Nonna’s perfume.
All her meaningful things and mine in this one…small box.
Sighing, I took a step forward, my hands automatically finding comfort in the things of my past.
“Tell me,” Rocco said, rolling his shoulders. “Who moved these things for my wife.”
I blinked at him. “No one. I moved them myself before I left. I went back home after, parked Apple Blossom for the last time, and the next morning, I took an Uber, then an early-bird flight out from Louis Armstrong New Orleans International Airport, not far from here, and, basically, to you.”
I wasn’t sure what was worse for him—that a man might have moved these things for me, or that I had done it myself.
I nudged him. “Let’s get everything and go.” My husband, my protector, was with me, but I remembered the feeling of being watched.
This place was vast and empty. My footsteps had echoed with each step, my breathing labored with each piece of my past that was going to be stuffed into a box—a box I may or may not have ever come back for. I remembered feeling like I couldn’t get out of the building fast enough. So, it almost felt like muscle memory to keep checking over our shoulder.
Rocco followed my line of sight and grinned, like he was daring whoever to jump out at us.
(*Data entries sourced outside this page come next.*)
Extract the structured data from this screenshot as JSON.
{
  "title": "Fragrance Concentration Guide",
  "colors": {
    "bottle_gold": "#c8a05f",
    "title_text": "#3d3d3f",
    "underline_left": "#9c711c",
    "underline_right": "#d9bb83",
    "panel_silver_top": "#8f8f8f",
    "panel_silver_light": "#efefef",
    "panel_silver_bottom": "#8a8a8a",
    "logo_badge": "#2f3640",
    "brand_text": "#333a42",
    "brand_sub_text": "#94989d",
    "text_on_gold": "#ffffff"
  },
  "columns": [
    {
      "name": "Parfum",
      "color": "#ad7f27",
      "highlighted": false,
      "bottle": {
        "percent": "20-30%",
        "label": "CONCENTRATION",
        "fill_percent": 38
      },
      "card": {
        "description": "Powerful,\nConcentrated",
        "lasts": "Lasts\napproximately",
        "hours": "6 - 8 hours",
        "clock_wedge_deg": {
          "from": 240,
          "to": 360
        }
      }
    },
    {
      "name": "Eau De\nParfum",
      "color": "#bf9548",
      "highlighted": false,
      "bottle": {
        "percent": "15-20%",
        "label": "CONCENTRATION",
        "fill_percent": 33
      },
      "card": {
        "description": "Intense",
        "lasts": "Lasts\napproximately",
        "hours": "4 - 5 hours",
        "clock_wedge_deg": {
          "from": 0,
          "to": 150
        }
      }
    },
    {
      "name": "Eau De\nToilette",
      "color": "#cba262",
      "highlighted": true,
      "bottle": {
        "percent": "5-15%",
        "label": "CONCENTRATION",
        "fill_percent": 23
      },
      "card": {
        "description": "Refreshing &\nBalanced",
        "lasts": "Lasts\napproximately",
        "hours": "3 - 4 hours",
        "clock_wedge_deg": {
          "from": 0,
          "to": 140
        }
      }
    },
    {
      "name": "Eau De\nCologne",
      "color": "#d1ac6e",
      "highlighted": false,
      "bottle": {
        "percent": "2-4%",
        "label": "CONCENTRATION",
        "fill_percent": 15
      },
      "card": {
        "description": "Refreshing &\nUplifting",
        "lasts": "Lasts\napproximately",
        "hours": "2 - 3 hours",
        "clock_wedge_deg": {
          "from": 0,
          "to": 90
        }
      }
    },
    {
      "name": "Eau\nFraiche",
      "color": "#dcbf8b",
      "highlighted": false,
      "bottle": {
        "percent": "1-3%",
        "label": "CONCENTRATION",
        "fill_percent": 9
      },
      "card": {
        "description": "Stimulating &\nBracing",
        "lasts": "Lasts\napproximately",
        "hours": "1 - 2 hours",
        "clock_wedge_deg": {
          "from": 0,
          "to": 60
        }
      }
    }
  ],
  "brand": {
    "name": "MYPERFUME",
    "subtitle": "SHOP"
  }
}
Then his eyes snapped to the manager as she pushed a cart with wheels toward us. Hethanked her, and all she could do was stare for a moment before she shook her head, about to leave. I turned my back on her, and she tapped me on the shoulder.
“You have two handprints on your butt,” she whispered in my ear, like she didn’t want to embarrass me. “Looks like powdered sugar.”
Automatically, I looked over my shoulder, taking the length of my back down to my bubbly ass. My eyes flew up and crashed with my husband’s, a mischievous glint in them. His laughter echoed through the metal space as he started lifting the boxes and scarce furniture like they weighed nothing, setting them on the wheeled cart.
Rocco refused to let me move anything, and I just watched as he stacked everything so neatly, I wondered if he ever left his bed unmade as a kid. Then I remembered…he was rich. I said this, and he shook his head.
“We were required to keep our quarters clean.”
Oh, like royal soldiers.
I tapped on the wooden box in his hands, glad to have a subject change to cling to. “These are letters from Nonna’s older sister, the one she always said I reminded her of, to or from…a lover. Nonna acted like they were nothing and would always ‘forget’ to read them to me, and I always wanted to translate them, but the dialect can’t be Googled. I tried.”
He set the box down, and with reverence, lifted the top. The letters were together in a smushed pile. They were tied with a burgundy-colored ribbon, and from years and years of pressure, had succumb to it and almost molded together. I could smell that, too, on them. The smell of paper that had been exposed to warm, humid air, and had become stiff after being set in the air conditioning. The ribbon was tattered on the edges but in pretty good shape for its age.
Rocco untied the ribbon, setting it aside, and opened the first envelope. His eyes scanned the page, reading the words.
“Do you understand it?” I asked, almost moving from foot to foot with impatience—I loved solving mysteries.
“Sì,”he said, but he was compartmentalizing again. His attention was fixed on the words but also on me.
“Rocco,” I said after he’d torn through the first two letters and was onto the third. “You’re killing me here!”
His eyes slowly lifted from the page. Moving the cart with wheels closer, he sat on it, his long, powerful legs outstretched, pulling me into his lap after. His, er, cock pressed against my ass, even when it wasn’t hard. He set the third letter to the side and went back to the first. He cleared his throat and started reading them out loud.
The letters were one sided—from a man to my great-aunt.
No, no, no, it was two different men.
Two different men from…the Fausti family.
“My grandfather’s brothers,” he said.
“Oh, and let me guess, Francesco from the pepper stand is closely related to letter-writing Francesco in some way?”
“The original Francesco’s grandson.”
“Oh man,” I breathed, about to get up, to pace, to release some of the pent-up tension, but Rocco held me in place with one arm. “This really is a small world.”
He shrugged. “What is meant to be will find a way.” But he wasn’t telling me something, and I wanted to look him in the eyes.
Taking his hands, I kissed them before I wiggled against him. Wrong move. He groaned and started to suck on my neck.